III. — THE PASSING OF THE BLESSED VIRGIN OUT OF THIS WORLD.
After the Ascension of her Divine Son, Mary remained, indeed, willingly on this earth, knowing that such was the will of God, but she could not but feel the pain of being far from the sight of her beloved Son. Hence she was sending up continual sighs to her Lord, saying with the Psalmist: Who will give me wings like a dove, and I will fly away and be at rest?
Let us now consider how Mary’s blessed death took place.
After the Ascension of Jesus Christ, she remained on earth to attend to the propagation of the Faith. Hence the disciples of our Lord had recourse to her, and she solved their doubts, comforted them in their persecutions, and encouraged them to labour for the Divine glory and the salvation of redeemed souls. She willingly remained on earth, knowing that such was the will of God, for the good of the Church; but she could not but feel the pain of being far from the presence and sight of her beloved Son, Who had ascended to Heaven. Where your treasure is, there will your heart be also (Luke xii. 34), said the Redeemer. Where any one believes his treasure and his happiness to be, there he always holds the love and desires of his heart fixed. If Mary, then, loved no other good than Jesus, He being in Heaven, all her desires were in Heaven.
Tauler says that Heaven was the dwelling-place of the most Blessed Virgin Mary; for, being there with all her desires and affections, she made it her continual abode. Her school was eternity; for she was always detached and free from temporal possessions. Her teacher was Divine Truth; for her whole life was guided by this alone. Her book was the purity of her own conscience, in which she always found occasion to rejoice in the Lord. Her mirror was the Divinity; for she never admitted any representations into her soul but such as were transformed into and clothed with God, that so she might always conform herself to His will. Her ornament was devotion; for she attended solely to her interior sanctification, and was always ready to fulfil the Divine commands. Her repose was union with God; for He alone was her treasure and the resting-place of her heart.

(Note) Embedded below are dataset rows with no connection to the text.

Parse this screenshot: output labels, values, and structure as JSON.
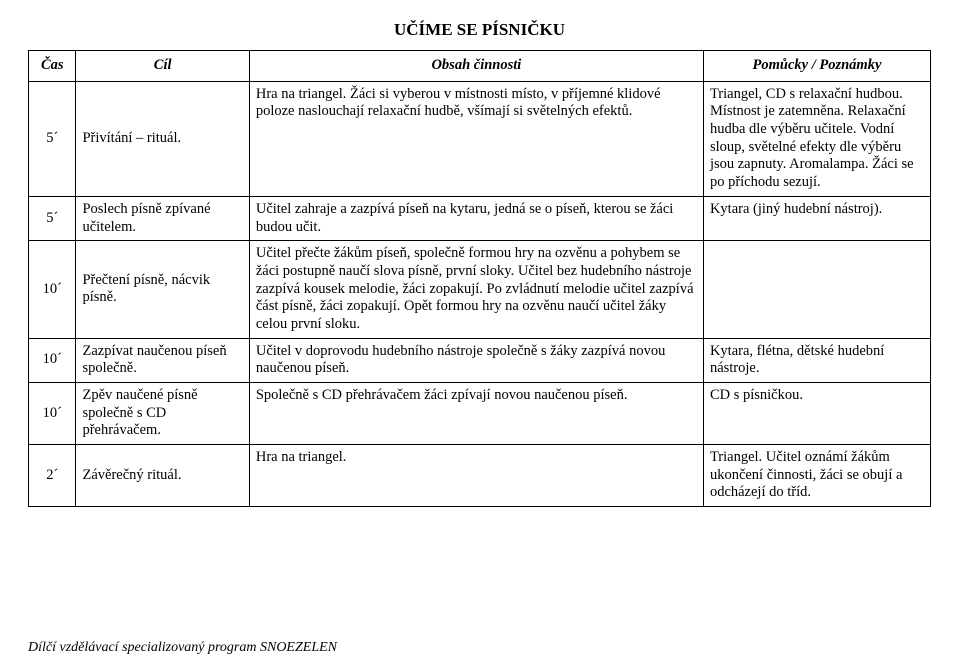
{
  "title": "UČÍME SE PÍSNIČKU",
  "headers": {
    "cas": "Čas",
    "cil": "Cíl",
    "obsah": "Obsah činnosti",
    "pom": "Pomůcky / Poznámky"
  },
  "rows": [
    {
      "cas": "5´",
      "cil": "Přivítání – rituál.",
      "obsah": "Hra na triangel.\nŽáci si vyberou v místnosti místo, v příjemné klidové poloze naslouchají relaxační hudbě, všímají si světelných efektů.",
      "pom": "Triangel, CD s relaxační hudbou.\nMístnost je zatemněna. Relaxační hudba dle výběru učitele. Vodní sloup, světelné efekty dle výběru jsou zapnuty. Aromalampa. Žáci se po příchodu sezují."
    },
    {
      "cas": "5´",
      "cil": "Poslech písně zpívané učitelem.",
      "obsah": "Učitel zahraje a zazpívá píseň na kytaru, jedná se o píseň, kterou se žáci budou učit.",
      "pom": "Kytara (jiný hudební nástroj)."
    },
    {
      "cas": "10´",
      "cil": "Přečtení písně, nácvik písně.",
      "obsah": "Učitel přečte žákům píseň, společně formou hry na ozvěnu a pohybem se žáci postupně naučí slova písně, první sloky. Učitel bez hudebního nástroje zazpívá kousek melodie, žáci zopakují. Po zvládnutí melodie učitel zazpívá část písně, žáci zopakují. Opět formou hry na ozvěnu naučí učitel žáky celou první sloku.",
      "pom": ""
    },
    {
      "cas": "10´",
      "cil": "Zazpívat naučenou píseň společně.",
      "obsah": "Učitel v doprovodu hudebního nástroje společně s žáky zazpívá novou naučenou píseň.",
      "pom": "Kytara, flétna, dětské hudební nástroje."
    },
    {
      "cas": "10´",
      "cil": "Zpěv naučené písně společně s CD přehrávačem.",
      "obsah": "Společně s CD přehrávačem žáci zpívají novou naučenou píseň.",
      "pom": "CD s písničkou."
    },
    {
      "cas": "2´",
      "cil": "Závěrečný rituál.",
      "obsah": "Hra na triangel.",
      "pom": "Triangel.\nUčitel oznámí žákům ukončení činnosti, žáci se obují a odcházejí do tříd."
    }
  ],
  "footer": "Dílčí vzdělávací specializovaný program SNOEZELEN"
}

The most holy Virgin consoled her loving heart during this painful separation by visiting, as it is related, the Holy Places of Palestine, where her Son had been during His life. She frequently visited — at one time the Stable at Bethlehem, where her Son was born; at another, the Workshop of Nazareth, where her Son had lived so many years poor and despised; now the Garden of Gethsemanai, where her Son began His Passion; then the Praetorium of Pilate, where He was scourged, and the spot on which He was crowned with thorns; but she visited most frequently the Mount of Calvary, where her Son expired; and the Holy Sepulchre in which she had finally left Him: thus did the most loving Mother soothe the pains of her cruel exile. But this could not be sufficient to satisfy her heart, which was unable to find perfect repose in this world. Hence she was continually sending up sighs to her Lord, exclaiming with David: Who will give me wings like a dove, and I will fly and be at rest? (Ps. liv. 7). Who will give me wings like a dove, that I may fly to my God, and there find my repose? As the heart panteth after the fountains of water: so my soul panteth after thee, O God (Ps. xli. 1). As the wounded stag pants for the fountain, so does my soul, wounded by Thy love, O my God, desire and sigh after Thee.
Yes, indeed, the sighs of this holy turtle-dove could not but deeply penetrate the Heart of her God, Who indeed so tenderly loved her. The voice of the turtle is heard in our land (Cant. ii. 12). Wherefore being unwilling to defer any longer the so-much-desired consolation of His beloved, behold, He graciously hears her desire, and calls her to His kingdom.